Melbourne, Friday 26 October 2007
Yesterday the government and the Hospitals Industrial Association backed down and have agreed to meet nurse pay demands.

Importantly, the nurses not only managed to retain the nurses to patient ratio scheme but extend it in a number of areas such as emergency departments and maternity wards. The government had wanted to put the nurse/patient scheme at the discretion of management as a first step to gut and eventually wind up the popular and effective system.
Nurses instigated bans on selected beds. A total of 1,255 hospital beds were closed during the nine days the work bans were in place. Hundreds of operations were also cancelled across the state before the dispute was resolved yesterday.

While the State Government argued that the offer was consistent with its public sector policy of a 3.25 per cent annual wage increase, the nurses said the agreement would in fact deliver nurses a pay increase of between 3.6 and 6.1 per cent, depending on their grading.

The average Victorian bedside nurse would get a 4.75 per cent wage increase over the life of the deal, lifting them from the lowest-paid to "around the third-top" of nurses in the country.

Nurses have had their pay docked under federal government WorkChoices for implementing the bans, despite working full shifts.
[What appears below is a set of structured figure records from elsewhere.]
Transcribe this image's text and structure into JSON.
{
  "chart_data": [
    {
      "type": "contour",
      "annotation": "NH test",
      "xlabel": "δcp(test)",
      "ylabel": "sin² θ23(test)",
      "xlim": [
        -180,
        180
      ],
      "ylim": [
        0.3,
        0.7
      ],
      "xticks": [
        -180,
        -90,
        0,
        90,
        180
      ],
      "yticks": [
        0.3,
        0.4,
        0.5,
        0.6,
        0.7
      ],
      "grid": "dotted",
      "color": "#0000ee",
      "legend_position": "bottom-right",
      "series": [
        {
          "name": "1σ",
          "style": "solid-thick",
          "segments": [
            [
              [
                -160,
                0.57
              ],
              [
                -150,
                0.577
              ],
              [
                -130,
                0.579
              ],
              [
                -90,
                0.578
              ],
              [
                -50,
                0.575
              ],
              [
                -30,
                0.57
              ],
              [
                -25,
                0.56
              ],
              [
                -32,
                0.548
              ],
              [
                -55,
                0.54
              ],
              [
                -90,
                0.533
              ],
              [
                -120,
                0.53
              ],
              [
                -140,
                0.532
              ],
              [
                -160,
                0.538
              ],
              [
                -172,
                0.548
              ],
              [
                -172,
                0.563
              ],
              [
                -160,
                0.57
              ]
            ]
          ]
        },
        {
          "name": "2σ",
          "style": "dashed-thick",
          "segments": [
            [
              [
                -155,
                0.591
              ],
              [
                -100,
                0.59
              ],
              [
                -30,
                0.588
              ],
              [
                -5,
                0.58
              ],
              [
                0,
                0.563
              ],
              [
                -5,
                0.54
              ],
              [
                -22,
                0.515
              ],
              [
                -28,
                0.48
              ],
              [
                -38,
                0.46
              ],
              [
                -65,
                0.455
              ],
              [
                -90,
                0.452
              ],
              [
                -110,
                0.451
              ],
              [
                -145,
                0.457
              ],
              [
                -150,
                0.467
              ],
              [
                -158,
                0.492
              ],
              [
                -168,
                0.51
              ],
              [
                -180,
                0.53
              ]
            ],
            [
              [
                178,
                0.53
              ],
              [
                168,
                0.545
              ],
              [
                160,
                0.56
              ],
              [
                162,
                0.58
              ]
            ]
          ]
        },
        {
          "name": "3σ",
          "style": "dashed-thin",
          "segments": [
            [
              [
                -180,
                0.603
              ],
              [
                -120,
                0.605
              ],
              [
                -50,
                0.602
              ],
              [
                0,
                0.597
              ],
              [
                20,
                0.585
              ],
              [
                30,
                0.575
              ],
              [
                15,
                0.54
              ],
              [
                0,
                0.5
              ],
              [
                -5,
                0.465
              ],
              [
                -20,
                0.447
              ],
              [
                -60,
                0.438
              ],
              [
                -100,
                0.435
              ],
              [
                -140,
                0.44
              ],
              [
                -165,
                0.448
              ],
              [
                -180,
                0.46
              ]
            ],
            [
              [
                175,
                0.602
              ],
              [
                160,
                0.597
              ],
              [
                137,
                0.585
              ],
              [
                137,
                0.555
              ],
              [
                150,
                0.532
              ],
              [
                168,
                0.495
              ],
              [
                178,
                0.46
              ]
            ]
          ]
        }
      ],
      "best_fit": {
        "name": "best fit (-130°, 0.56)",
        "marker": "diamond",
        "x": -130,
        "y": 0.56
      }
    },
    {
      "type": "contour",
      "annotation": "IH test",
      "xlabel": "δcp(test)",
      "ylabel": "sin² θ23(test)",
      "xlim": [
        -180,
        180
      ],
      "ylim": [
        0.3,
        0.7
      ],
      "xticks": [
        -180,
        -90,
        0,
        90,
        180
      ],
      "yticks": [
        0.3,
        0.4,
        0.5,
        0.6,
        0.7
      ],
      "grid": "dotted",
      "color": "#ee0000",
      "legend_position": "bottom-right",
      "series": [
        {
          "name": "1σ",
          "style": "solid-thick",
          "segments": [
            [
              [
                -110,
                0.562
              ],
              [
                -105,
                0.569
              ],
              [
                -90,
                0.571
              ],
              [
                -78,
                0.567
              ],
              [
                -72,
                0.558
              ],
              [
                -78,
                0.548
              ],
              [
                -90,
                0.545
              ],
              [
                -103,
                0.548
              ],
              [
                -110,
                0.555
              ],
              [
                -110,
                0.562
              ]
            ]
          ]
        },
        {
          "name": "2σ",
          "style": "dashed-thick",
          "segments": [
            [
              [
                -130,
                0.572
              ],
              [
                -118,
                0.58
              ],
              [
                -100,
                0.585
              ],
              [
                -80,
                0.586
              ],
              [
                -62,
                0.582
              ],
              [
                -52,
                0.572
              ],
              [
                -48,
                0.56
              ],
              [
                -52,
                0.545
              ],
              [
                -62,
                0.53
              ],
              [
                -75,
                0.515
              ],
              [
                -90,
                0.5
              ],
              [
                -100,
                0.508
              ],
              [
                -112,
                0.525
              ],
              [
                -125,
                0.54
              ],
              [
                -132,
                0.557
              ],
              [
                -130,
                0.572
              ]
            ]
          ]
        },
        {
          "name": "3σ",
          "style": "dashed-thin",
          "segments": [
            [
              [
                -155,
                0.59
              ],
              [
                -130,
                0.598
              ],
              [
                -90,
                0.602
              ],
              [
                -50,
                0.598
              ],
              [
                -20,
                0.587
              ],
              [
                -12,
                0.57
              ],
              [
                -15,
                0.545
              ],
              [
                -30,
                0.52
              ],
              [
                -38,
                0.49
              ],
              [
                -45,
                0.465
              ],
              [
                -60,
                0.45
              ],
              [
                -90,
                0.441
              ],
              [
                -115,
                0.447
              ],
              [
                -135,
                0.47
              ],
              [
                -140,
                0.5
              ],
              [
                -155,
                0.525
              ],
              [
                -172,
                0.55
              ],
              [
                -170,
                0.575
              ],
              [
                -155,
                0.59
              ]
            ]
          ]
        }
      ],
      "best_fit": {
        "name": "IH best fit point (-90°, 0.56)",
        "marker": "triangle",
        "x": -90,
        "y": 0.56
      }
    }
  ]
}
Nurses voted unanimously to accept the deal, which also included a clause expressing their "dismay and disgust at the unprecedented intimidation and harassment and the zealous utilisation of WorkChoices laws".

Hundreds of people have pledged money to help more than 10,000 Victorian nurses whose pay is expected to be docked as a result of their work bans this month. Australian Nursing Federation (ANF) state secretary Lisa Fitzpatrick today said people had rung from across the state to support a union fund set up to help repay the penalised nurses.

"We won't be able to pay nurses everything that they lost. To do that we'd need millions and millions of dollars," Ms Fitzpatrick said. "People have started requesting additional help because of financial hardship, particularly nurses who are sole parents, or widows trying to support children. "Some are trying to support the entire family with an unemployed husband, so it's very critical that we start getting money out to those people as quickly as possible."

She said 10,000 to 12,000 nurses were expected to have their pays docked, with some likely to be paid for only one day out of their last two weeks' work.Doctors, retired nurses, workers from the Latrobe Valley in Victoria's east, the Australian Education Union and general community members were among those to pledge funds, Ms Fitzpatrick said. The union will decide next Tuesday how much it will contribute and will also be pressing Premier John Brumby to kick in some funds.